Predictive modeling underlies this method. Using advanced multivariate models that can identify nonlinear relationships between market drivers, commercial teams test multiple market scenarios, pulling in data from internal and external sources to enrich their analyses. Once they discern which target portfolio performs best across a range of likely conditions, teams use optimization models to construct specific contract terms. These tools are adaptive, and most are automatable, which may make it easier for commercial teams to adjust recommendations and update contract negotiations in near-real time. These tools can also help leaders identify when contracts dip into noncompliance, enabling them to suggest potential remedies and engage proactively with customers.
For example, a North American chemicals producer set up a pricing center of excellence, staffed with data scientists, data engineers, and other technologists, to develop advanced decision-support tools for commercial teams. One of the first instruments they created was a portfolio simulation model. Testing it with one business revealed that shifting to market-driven prices instead of the cost-plus contracts they had been using had the potential to improve margin run rates by 4 to 5 percent without changing the company’s risk profile.

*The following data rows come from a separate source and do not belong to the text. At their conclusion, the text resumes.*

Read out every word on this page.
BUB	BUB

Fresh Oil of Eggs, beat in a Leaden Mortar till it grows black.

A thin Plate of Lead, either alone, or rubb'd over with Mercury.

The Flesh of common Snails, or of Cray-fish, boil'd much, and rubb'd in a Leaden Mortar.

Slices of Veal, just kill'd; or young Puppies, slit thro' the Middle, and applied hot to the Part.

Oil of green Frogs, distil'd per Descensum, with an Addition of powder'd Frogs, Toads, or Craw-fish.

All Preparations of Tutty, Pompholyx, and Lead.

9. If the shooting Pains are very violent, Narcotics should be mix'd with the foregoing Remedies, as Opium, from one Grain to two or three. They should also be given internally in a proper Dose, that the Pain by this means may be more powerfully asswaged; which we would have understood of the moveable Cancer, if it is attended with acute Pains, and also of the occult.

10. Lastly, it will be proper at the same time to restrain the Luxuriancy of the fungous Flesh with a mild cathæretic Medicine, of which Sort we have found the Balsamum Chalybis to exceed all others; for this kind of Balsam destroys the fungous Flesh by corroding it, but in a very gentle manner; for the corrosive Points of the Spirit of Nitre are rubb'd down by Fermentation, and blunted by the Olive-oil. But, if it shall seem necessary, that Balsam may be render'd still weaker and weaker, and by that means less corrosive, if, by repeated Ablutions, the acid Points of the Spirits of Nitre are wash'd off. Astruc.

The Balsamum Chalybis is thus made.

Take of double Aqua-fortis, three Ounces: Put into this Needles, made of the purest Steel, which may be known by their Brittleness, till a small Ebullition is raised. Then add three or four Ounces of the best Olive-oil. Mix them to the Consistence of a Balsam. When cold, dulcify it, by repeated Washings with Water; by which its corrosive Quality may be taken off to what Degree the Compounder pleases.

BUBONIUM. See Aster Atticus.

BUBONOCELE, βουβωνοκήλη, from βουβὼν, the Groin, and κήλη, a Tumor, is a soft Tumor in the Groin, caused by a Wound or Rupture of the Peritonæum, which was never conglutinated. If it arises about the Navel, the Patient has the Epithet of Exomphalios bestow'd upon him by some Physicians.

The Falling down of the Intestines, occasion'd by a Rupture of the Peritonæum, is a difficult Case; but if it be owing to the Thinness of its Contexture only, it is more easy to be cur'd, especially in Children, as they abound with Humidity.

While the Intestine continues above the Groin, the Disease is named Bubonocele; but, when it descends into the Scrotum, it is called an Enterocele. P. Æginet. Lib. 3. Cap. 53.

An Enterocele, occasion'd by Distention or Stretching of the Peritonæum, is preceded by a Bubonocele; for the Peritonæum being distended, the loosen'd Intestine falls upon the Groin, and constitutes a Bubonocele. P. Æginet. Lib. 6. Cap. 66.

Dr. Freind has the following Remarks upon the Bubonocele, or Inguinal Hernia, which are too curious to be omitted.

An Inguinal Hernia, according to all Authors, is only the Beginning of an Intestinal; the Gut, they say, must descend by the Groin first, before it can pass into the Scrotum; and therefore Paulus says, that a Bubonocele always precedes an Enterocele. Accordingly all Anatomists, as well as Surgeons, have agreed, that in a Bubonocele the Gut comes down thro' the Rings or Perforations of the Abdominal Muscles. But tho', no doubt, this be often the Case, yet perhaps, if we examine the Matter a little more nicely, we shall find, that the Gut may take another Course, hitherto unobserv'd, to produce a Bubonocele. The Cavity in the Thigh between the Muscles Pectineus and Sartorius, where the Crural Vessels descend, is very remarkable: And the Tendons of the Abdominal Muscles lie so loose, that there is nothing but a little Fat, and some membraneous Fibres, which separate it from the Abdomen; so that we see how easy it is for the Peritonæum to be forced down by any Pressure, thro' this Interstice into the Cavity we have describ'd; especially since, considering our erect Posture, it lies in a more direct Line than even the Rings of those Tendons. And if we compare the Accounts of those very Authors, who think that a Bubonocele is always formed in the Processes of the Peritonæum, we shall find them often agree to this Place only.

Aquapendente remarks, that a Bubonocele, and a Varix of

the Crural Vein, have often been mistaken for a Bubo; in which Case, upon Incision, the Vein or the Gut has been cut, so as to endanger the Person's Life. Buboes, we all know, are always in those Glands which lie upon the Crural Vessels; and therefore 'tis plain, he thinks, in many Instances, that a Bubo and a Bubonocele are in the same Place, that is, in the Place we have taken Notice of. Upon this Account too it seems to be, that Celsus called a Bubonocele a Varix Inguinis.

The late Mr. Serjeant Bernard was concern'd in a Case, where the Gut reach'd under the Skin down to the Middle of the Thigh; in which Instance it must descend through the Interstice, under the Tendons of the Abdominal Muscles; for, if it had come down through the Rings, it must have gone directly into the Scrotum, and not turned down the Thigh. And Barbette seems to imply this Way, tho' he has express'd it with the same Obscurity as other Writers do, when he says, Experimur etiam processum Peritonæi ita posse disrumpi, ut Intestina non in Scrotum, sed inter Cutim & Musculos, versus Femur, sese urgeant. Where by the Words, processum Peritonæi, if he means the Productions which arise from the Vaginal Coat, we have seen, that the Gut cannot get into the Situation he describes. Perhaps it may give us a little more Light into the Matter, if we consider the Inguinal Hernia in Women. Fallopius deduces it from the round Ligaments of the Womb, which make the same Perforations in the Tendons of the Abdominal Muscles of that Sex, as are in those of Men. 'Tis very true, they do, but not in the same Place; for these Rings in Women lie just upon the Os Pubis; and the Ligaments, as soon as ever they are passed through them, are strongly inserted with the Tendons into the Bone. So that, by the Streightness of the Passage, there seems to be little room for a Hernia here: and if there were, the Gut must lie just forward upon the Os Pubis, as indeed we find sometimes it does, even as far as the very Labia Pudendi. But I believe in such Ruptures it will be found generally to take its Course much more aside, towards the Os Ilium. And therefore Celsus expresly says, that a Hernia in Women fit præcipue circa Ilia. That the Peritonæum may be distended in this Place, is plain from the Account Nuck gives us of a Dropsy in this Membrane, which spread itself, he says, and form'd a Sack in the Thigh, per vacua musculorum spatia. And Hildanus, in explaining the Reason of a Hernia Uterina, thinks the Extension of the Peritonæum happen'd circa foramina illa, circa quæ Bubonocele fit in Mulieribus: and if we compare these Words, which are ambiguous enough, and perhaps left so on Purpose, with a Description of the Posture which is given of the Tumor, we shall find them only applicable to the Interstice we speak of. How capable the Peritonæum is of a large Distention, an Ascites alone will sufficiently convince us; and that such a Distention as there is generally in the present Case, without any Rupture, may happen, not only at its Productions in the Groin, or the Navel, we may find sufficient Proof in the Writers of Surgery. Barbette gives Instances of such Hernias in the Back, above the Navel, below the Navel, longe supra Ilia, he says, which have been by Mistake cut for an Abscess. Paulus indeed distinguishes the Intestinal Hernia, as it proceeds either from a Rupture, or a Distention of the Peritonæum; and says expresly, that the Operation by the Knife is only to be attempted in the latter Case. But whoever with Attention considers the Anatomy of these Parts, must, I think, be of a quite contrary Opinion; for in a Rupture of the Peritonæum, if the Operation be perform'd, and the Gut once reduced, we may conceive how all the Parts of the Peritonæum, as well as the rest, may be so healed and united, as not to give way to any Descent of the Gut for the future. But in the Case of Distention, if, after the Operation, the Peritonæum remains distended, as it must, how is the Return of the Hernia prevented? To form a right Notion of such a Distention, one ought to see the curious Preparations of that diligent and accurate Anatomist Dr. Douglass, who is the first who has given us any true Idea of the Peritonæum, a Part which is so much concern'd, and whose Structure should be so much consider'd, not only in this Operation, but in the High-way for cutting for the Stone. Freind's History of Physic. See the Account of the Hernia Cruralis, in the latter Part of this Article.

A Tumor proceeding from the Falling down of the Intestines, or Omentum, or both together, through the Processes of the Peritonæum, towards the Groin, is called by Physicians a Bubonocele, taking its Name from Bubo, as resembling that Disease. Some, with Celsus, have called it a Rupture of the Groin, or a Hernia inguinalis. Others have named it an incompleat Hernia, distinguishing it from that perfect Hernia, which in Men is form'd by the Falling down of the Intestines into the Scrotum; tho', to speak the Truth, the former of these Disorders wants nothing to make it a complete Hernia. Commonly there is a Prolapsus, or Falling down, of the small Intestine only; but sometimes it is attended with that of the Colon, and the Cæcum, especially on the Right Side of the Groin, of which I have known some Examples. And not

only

Those insights shaped an action plan for an upcoming round of negotiations with customers. Within two months, the business unit’s earnings increased by 1 percent.
Improvements like these don’t need to involve a multiyear transformation. Instead, organizations we have worked with have been able to capture 2 to 4 percent upside, on average, by shifting to a balanced-portfolio approach, focusing first on the basics, then refining and expanding from there (Exhibit 2).
Five steps to consider
Becoming a data-driven commercial organization is a journey, but there are a few elements that manufacturers may consider putting in place to get started:
- Evaluate and consider revamp of existing contracts. Manufacturers that have a material portion of sales volume tied up in long-term contracts (longer than six months) may consider recrafting those agreements based on their organization’s goals for growing earnings, improving competitiveness, and optimizing profitability.
- Get in on AI/ML. Companies may have challenges gaining the pricing intelligence they need without robust data-and-analytics capabilities. leading data scientist teams can develop these models and data pipelines from scratch, and external models are also available for use across industry situations and technology environments.
- Integrate existing processes. Consider cutting slow-moving steps. Commercial teams at one petrochemical company, for example, used to have to run a gauntlet of meetings involving hundreds of slides to come up with pricing. By integrating insights into user-friendly digital dashboards, the company has lowered pricing response time from days to hours.
- Say yes to agile teaming. The most effective commercial teams pool expertise from across the business, bringing pricing, analytics, and product specialists together to improve the speed and quality of decision making.
- Upskill for the future. Portfolio modeling is a data- and analytics-intensive exercise. Many manufacturers may want to augment their capabilities in this area. Manufacturers can inventory their talent pool to find out where reskilling can close the skills gap and where new hires may be needed.
While slower movers may be more at the mercy of market forces, manufacturers that create dynamic portfolios aligned with their risk-and-returns objectives may better set themselves on a path to optimal performance. These are the companies that may find themselves going from playing the odds to turning them in their favor.